A Conversation with Teik-Chye

Name: Teik-Chye Chan

Title: Research Associate, Infectious Disease

Organization: Naval Medical Research Center

Time with HJF: 25 years, three months

Teik-Chye has been an HJF employee since February 1994. His research contribution and dedication for the Department of Defense began 62 years ago when, in 1957, he began as a temporary employee at the U.S. Army Medical Research Unit-Malaysia while Malaysia was still a protectorate of Great Britain. In 1958, he was hired as a Foreign Service National employee, where he worked until it closed in 1989. Teik-Chye spent approximately the next year and a half assisting with the demobilization of the unit, which included training (to ensure the capabilities remained) as well as moving the valuable biological inventory. He was subsequently offered the opportunity to move to the United States to work at the Walter Reed Army Institute of Research as a contractor, which he accepted. Teik-Chye arrived in the United States in 1991, and his family joined him a month later. After several years, he moved to the Naval Medical Research Center in 1994 as an HJF employee. Teik-Chye, as Research Associate, is an integral member of the Infectious Disease Directorate and its Viral and Rickettsial Diseases Department, where he takes on many roles, most notably animal and tissue culture research activities, as well as assuming general lab duties and serving as a rickettsial/laboratory historian. In Malaysia, he had a multidisciplinary role and performed animal, laboratory, and field work in the fields of virology, malaria, and rickettsia. The knowledge and expertise that he has acquired, which goes beyond institutional knowledge, continues to be a valuable asset to military and infectious disease research.   

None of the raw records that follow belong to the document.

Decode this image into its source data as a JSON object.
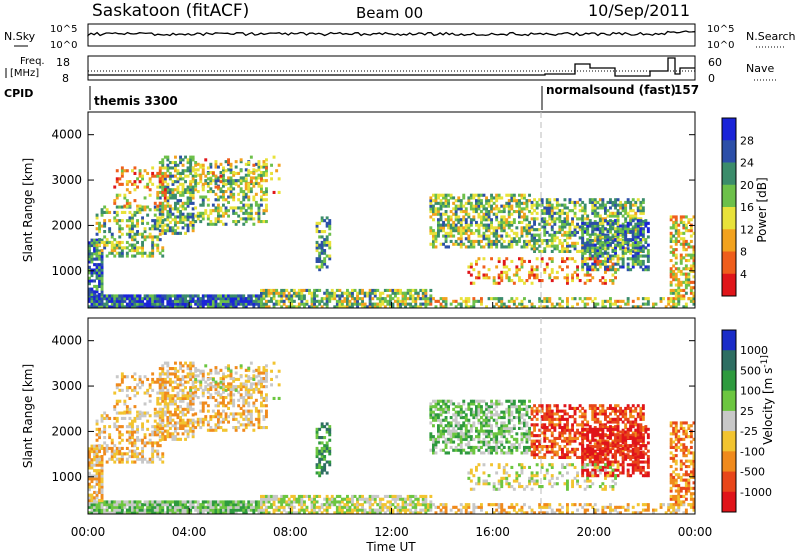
{
  "header": {
    "station": "Saskatoon (fitACF)",
    "beam": "Beam 00",
    "date": "10/Sep/2011"
  },
  "status_panels": {
    "noise_left_label": "N.Sky",
    "noise_right_label": "N.Search",
    "noise_left_ticks": [
      "10^5",
      "10^0"
    ],
    "noise_right_ticks": [
      "10^5",
      "10^0"
    ],
    "freq_label_1": "Freq.",
    "freq_label_2": "[MHz]",
    "freq_ticks": [
      "18",
      "8"
    ],
    "nave_label": "Nave",
    "nave_ticks": [
      "60",
      "0"
    ],
    "cpid_label": "CPID",
    "cpid_1": "themis 3300",
    "cpid_2": "normalsound (fast)",
    "cpid_2_number": "157"
  },
  "chart_data": [
    {
      "type": "heatmap",
      "name": "power",
      "ylabel": "Slant Range [km]",
      "y_ticks": [
        "1000",
        "2000",
        "3000",
        "4000"
      ],
      "colorbar_label": "Power [dB]",
      "colorbar_ticks": [
        "4",
        "8",
        "12",
        "16",
        "20",
        "24",
        "28"
      ],
      "colors": [
        "#1a24d8",
        "#2c4fa8",
        "#3b8c6b",
        "#6dc04a",
        "#e8e23a",
        "#f2a21e",
        "#ef5e1c",
        "#e0161a"
      ],
      "ylim": [
        180,
        4500
      ]
    },
    {
      "type": "heatmap",
      "name": "velocity",
      "ylabel": "Slant Range [km]",
      "y_ticks": [
        "1000",
        "2000",
        "3000",
        "4000"
      ],
      "colorbar_label": "Velocity [m s^-1]",
      "colorbar_ticks": [
        "1000",
        "500",
        "100",
        "25",
        "-25",
        "-100",
        "-500",
        "-1000"
      ],
      "colors": [
        "#1a2cc8",
        "#2e6e62",
        "#2e9a3e",
        "#6cc640",
        "#c8c8c8",
        "#f2c430",
        "#f08a1c",
        "#e8461a",
        "#e0141a"
      ],
      "ylim": [
        180,
        4500
      ],
      "x_ticks": [
        "00:00",
        "04:00",
        "08:00",
        "12:00",
        "16:00",
        "20:00",
        "00:00"
      ],
      "xlabel": "Time UT"
    }
  ],
  "axis": {
    "x_ticks": [
      "00:00",
      "04:00",
      "08:00",
      "12:00",
      "16:00",
      "20:00",
      "00:00"
    ],
    "xlabel": "Time UT",
    "y_ticks": [
      "1000",
      "2000",
      "3000",
      "4000"
    ],
    "ylabel": "Slant Range [km]"
  }
}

Teik-Chye's years of excitement and dedication to the research missions of HJF, as well as to the DoD, provide a constant source of inspiration and motivation to employees and collaborators of the HJF, Navy and Army. Every day he continues to work hard, with no indication of retiring anytime soon. 

--submitted by Heidi St. John, M.S., Research Associate, HJF, in support of Viral and Rickettsial Disease Program, Naval Medical Research Center
 

 

What do you love most about the work you do? Part of my work requires me to propagate Orientia and Rickettsia organisms in mice, cell culture and in the yolk sacs of embryonated chicken eggs. It is very challenging and exciting to observe these abundant organisms on the stained slides. These obligate coccobacillus intracellular parasites are used in various serological and molecular assays to detect both human and animal rickettsial antibodies.

What book or journal have you recently enjoyed? The last journal I read was the “American Journal of Tropical Medicine and Hygiene,” which included a historical review of the interrelationships of the rickettsial diseases and their arthropod vectors: ticks, lice, fleas and chigger mites.

What are you passionate about? My ultimate goal is, hopefully, to see in the not too distant future a highly-effective immunogenic, FDA-approved vaccine for use in humans to prevent the rickettsial diseases.

Who would you most like to swap places with for a day? Maybe one of my colleagues within the same department.

If you could visit anywhere in the world you’ve never been, where would you go? Preferably, I would like to visit the North Pole to observe the magical aurora borealis light.

Is there anything else you’d like to share with your colleagues at HJF?
Since I am hired by HJF to work for the DoD for the advancement of military medicine, I would like to likewise encourage all my colleagues at HJF to do the same diligently.